2015-06-30 00:00:00.000 2019-06-30 00:00:00.000
The issue I'm having is utilizing this into the formula to make the whole thing produce the results correctly.
However it won't produce the > part of it in the formula which includes all of the results correctly. It's only correct in individual year is set. This is what I'm having problems with.
As mentioned, in a basic, simple query the >=DateSerial works. And just proved it here.
So if this is the case, how can it be changed so it works as shown here?
Thanks for your help.
Attempts are greatly appreciated!
So fyi - I got it to work with one of the formulas. I realize now that it's not that it's not accepting the >= but that the result produced is not correct.
As noted in the OUTER JOIN post where this post branches off from, the result is only correct, at least for this one particular ClubNo 5305, when it's set to individual years.
That's the problem.
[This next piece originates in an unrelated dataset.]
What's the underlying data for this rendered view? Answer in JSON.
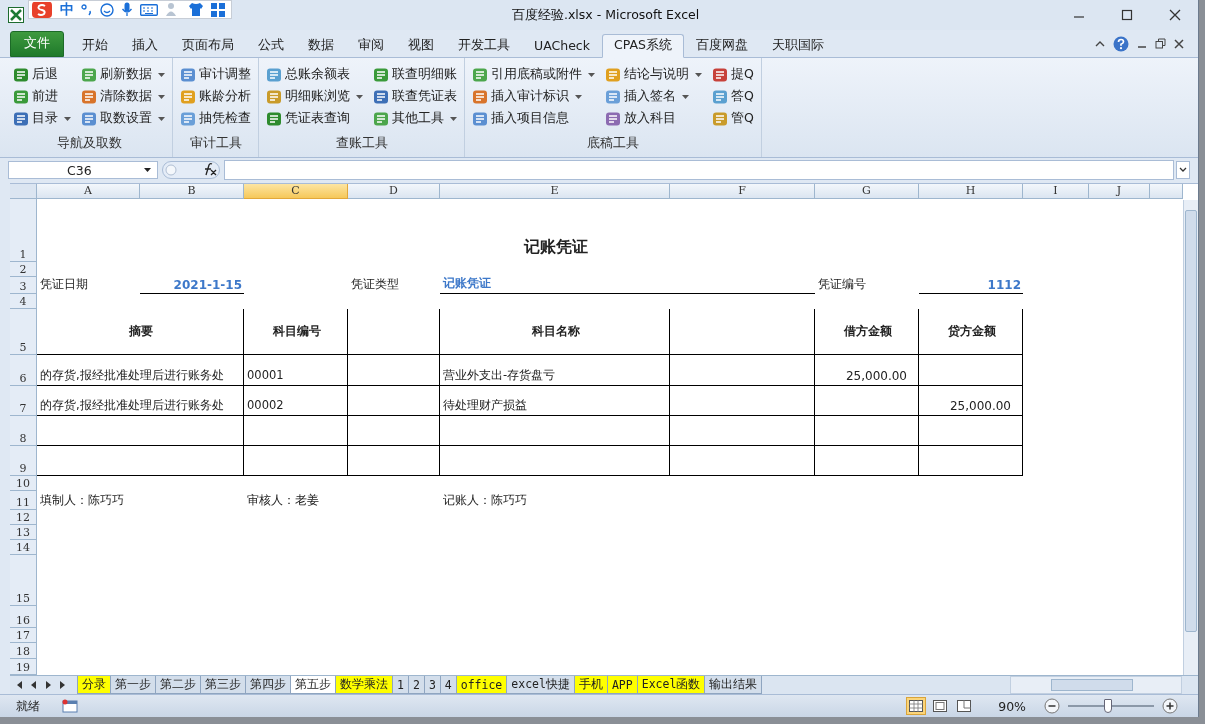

Why when wanting too see multiple years this club won't show the no membership year when it does on the individually set year?
Hi,
I got the >= to work.
it's just not producing the combination of the years result for some reason.
So it's now back to the original formula with this date parameter. Since the date parameter itself works. just that the data produced with the range isn't always correct.
SELECT MIN(p.EndDate)
,MAX(p.EndDate)
FROM (
SELECT *
FROM #SampleData
WHERE year(EndDate) >= 2015
) p
Please find my sample data below
/*
IF OBJECT_ID('tempdb.dbo.#SampleData', 'U') IS NOT NULL
drop table #SampleData;
GO
create table #SampleData
(
EndDate datetime
)
GO
insert into #SampleData select '2014-10-03'
insert into #SampleData select '2013-05-23'
insert into #SampleData select '2015-05-23'
insert into #SampleData select '2015-12-18'
insert into #SampleData select '2015-09-05'
insert into #SampleData select '2015-08-21'
GO
The issue was that in one place @yr was declared as INT and in another as DATETIME. The O/P was seem some data "out of range" included in the results and I wondered if by accident the code was doing
WHERE EndDate >= 2015
SQL does NOT complain about this, but makes a test using the internal integer format that date/time is stored in and
I wish there was a VERBOSE or similar mode which warned on all these types of things - or a EXPLICIT / STRICT setting that disallowed them. They must, collective, take hours and hours for people to spot and fix. WAY too many such silent implicit conversions exist in SQL IMHO.
For example this gives a TRUE result
DECLARE @MyDateTime datetime
SELECT @MyDateTime = GetDate()
SELECT CASE WHEN @MyDateTime > 2016 THEN 1 ELSE 0 END
Indeed, CONVERT(int, GetDate()) gives 42236 so this is true also
DECLARE @MyDateTime datetime
SELECT @MyDateTime = GetDate()
SELECT CASE WHEN @MyDateTime > 9999 THEN 1 ELSE 0 END
The second one at least gives a overflow error or something like that. DATE data type is better than DATETIME in this regard, in that it allows fewer implicit conversions.